If the answer should be "no", what do you think this tells us about the "Revisionist" transit camp theory, and why?
Question # 3:
In my previous blog following our radio debate, I pointed out a video clip showing, among other things, the excavations conducted by Father Desbois at Busk in Ukraine. I also pointed to an excerpt from Father Desbois' book describing the excavations and explaining what further evidence led him to conclude that the corpses of men, women and children found in the Busk mass graves were of Jews murdered by Nazi killing squads. Can you provide any evidence that might suggest another context of these killings, namely perpetrators other than your Nazi heroes? Yes or no? If the answer should be "no", do you admit that these skeletons found at Busk are of Jews murdered by Nazi killing squads?
Question # 4
Yesterday, towards the end of the debate, you claimed that Soviet investigators had described the corpses of gassing victims examined in the Kharkov area after the German occupation as "cherry red", and attributed this to the fact that the Soviets had themselves used homicidal gas vans to kill people. You are requested to provide
a) the source according to which Soviet investigators described the aforementioned corpses as "cherry red", together with a comprehensive quote from that source;
b) the evidence that led you to conclude that the Soviets killed people by gassing in vans prepared for that purpose, and
c) an explanation of why you consider the evidence to these supposed Soviet gas van killings to be conclusive but do not accept as conclusive the evidence to Nazi mass killings involving the use of gassing vans.
I look forward to your answers, Mr. Berg.
Now, before I finish this blog and turn to more pleasant activities (like watching today's Euro Football Cup match between Spain and France, guess who I'll cheer for), I'd like to address this blatant nonsense you produced in your website's latest feature:
Contrary to the blatant lies Muehlenkamp packed into the last two paragraphs of his “Gassing Engine” essay (he actually accuses me and others of “hypocrisy” and “dogmatism”), I certainly did deal with the fact that exterminationists seemed to be switching from diesels to gasoline engines as the source of carbon monoxide, already in 1984.
You are obviously referring to the last three paragraphs of this "essay", so please tell me:
Where in these three paragraphs are you, Friedrich Paul Berg, accused of "hypocrisy" and "dogmatism"? Not that the accusation would be unjustified, but where in these three paragraphs is it specifically directed against your person?
This chapter of the HC book, by the way, was not written by me. It was written by my co-author Jason Myers, as you would know if you had read as far as the book's page 34. Of course I reviewed it and am therefore also responsible for any eventual errors in this chapter. But please keep in mind that I'm not the only source of your headaches.

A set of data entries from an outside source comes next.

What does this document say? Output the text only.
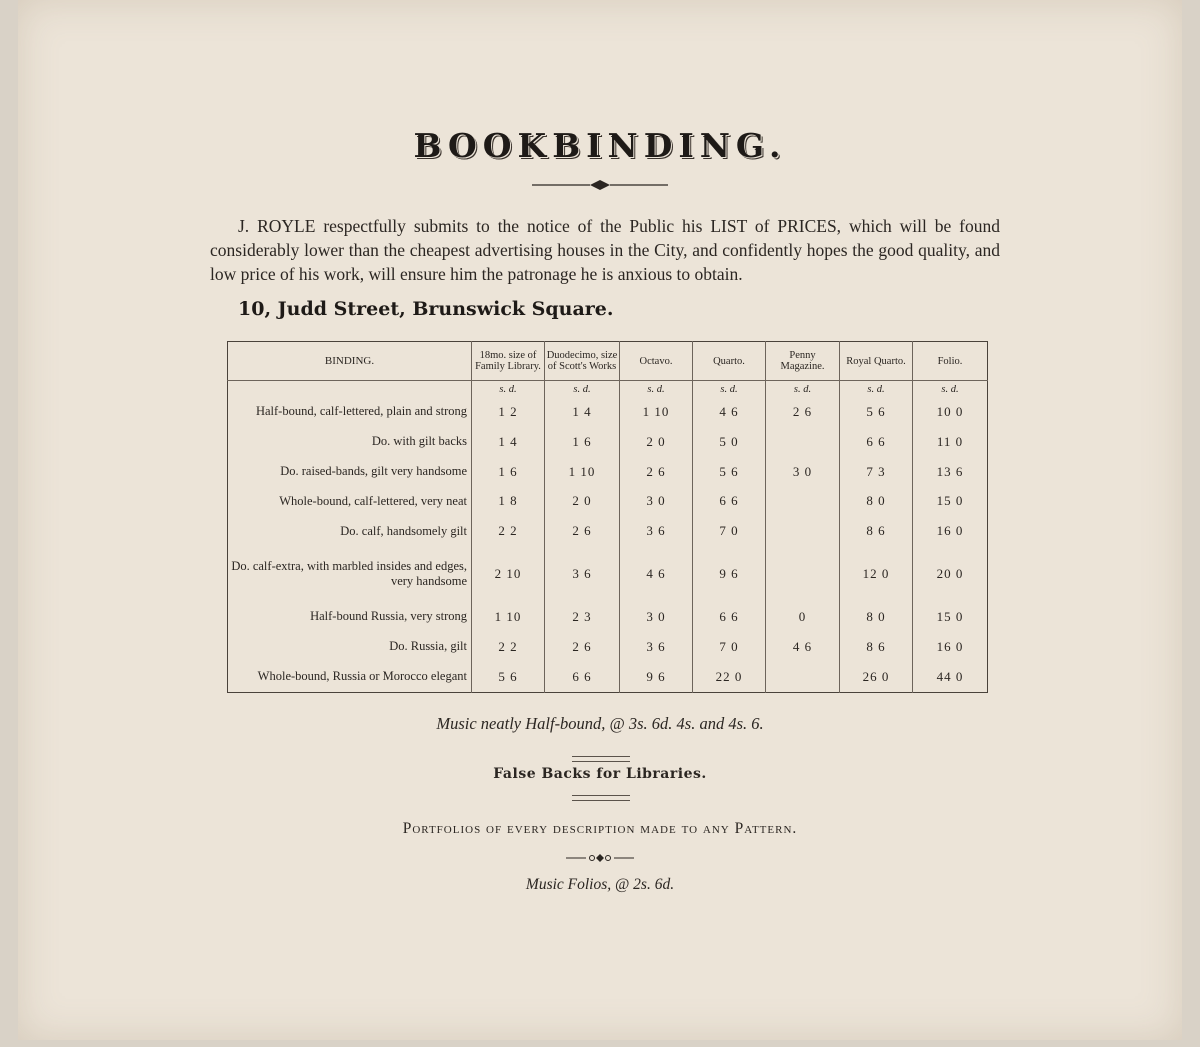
BOOKBINDING.
J. ROYLE respectfully submits to the notice of the Public his LIST of PRICES, which will be found considerably lower than the cheapest advertising houses in the City, and confidently hopes the good quality, and low price of his work, will ensure him the patronage he is anxious to obtain.
10, Judd Street, Brunswick Square.
BINDING.	18mo. size of Family Library.	Duodecimo, size of Scott's Works	Octavo.	Quarto.	Penny Magazine.	Royal Quarto.	Folio.
	s. d.	s. d.	s. d.	s. d.	s. d.	s. d.	s. d.
Half-bound, calf-lettered, plain and strong	1 2	1 4	1 10	4 6	2 6	5 6	10 0
Do. with gilt backs	1 4	1 6	2 0	5 0		6 6	11 0
Do. raised-bands, gilt very handsome	1 6	1 10	2 6	5 6	3 0	7 3	13 6
Whole-bound, calf-lettered, very neat	1 8	2 0	3 0	6 6		8 0	15 0
Do. calf, handsomely gilt	2 2	2 6	3 6	7 0		8 6	16 0
Do. calf-extra, with marbled insides and edges, very handsome	2 10	3 6	4 6	9 6		12 0	20 0
Half-bound Russia, very strong	1 10	2 3	3 0	6 6	0	8 0	15 0
Do. Russia, gilt	2 2	2 6	3 6	7 0	4 6	8 6	16 0
Whole-bound, Russia or Morocco elegant	5 6	6 6	9 6	22 0		26 0	44 0
Music neatly Half-bound, @ 3s. 6d. 4s. and 4s. 6.
False Backs for Libraries.
Portfolios of every description made to any Pattern.
Music Folios, @ 2s. 6d.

So long, Fredo. Nice talking to you yesterday. I hope we can continue our conversation soon. How about this thread of the Skeptics Society Forum? I'd prefer your CODOH thread, but it's unlikely that Jonnie "Hannover" Hargis will overcome his fear of me and let me back in. So consider yourself invited to the SSF.
On the Skeptics Society Forum, see posts # 135 and # 136 of the thread A Radio Challenge.